If these new short lines demonstrated that they could successfully serve
the remaining customer base, and even add new business
to the line, then the program called for eventually offering the route
for sale. It proved to be a highly successful practice and nearly all
of the short lines created through the program still operate today.
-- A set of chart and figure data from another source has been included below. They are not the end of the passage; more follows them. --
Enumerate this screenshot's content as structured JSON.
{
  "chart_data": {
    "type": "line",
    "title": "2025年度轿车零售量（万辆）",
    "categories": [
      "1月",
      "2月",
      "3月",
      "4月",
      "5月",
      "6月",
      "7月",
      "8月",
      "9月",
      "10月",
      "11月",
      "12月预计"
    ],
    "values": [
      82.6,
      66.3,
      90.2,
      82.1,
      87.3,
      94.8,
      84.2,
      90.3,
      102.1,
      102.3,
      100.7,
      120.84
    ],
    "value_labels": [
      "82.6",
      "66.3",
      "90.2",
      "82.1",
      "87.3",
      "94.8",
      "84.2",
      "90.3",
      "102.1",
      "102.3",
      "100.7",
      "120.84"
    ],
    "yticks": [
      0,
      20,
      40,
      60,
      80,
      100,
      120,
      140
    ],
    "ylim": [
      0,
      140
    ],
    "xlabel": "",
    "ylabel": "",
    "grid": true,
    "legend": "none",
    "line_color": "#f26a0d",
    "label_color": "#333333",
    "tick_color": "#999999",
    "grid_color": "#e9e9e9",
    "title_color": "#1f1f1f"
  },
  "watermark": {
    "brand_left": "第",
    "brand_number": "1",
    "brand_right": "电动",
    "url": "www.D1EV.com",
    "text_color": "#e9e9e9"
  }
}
The Chesapeake and Albemarle Railroad was created in 1990 through the
program and was one of RailAmerica's first short lines, operating about
73 miles of the original NS between Edenton, North Carolina and
Chesapeake, Virginia (near Norfolk) where it interchanges with Norfolk
Southern and CSX. Despite its modest length the railroad currently has
just a few locomotives due to the sparsity of customers along the route
(except for Elizabeth City there are no other towns of any size along
the line). The C&A is perhaps most famous for an incident in March
of 2010 when human error allowed a locomotive to crash through a swing
bridge spanning the Intracoastal Waterway south of Chesapeake resulting
in a fuel spill and EPA fine.
The biggest change to occur in recent times was the
announcement in July of 2012 that Genesee & Wyoming would purchasing
RailAmerica's portfolio of
short lines. In any event, today, the railroad's primary traffic
includes aggregates, lumber, chemicals, fertilizer, and transformers. Having family living in the area (near Elizabeth City, North Carolina) I
have have had a chance to catch this little railroad in action a few
times. While their schedule is somewhat sporadic typically you can
catch a train running through Elizabeth City at least two or three times
a week. As mentioned above the railroad interchanges with three
railroads, two of which are Class Is. These include CSX, NS, and
shortline Norfolk and Portsmouth Belt Line (NPBL).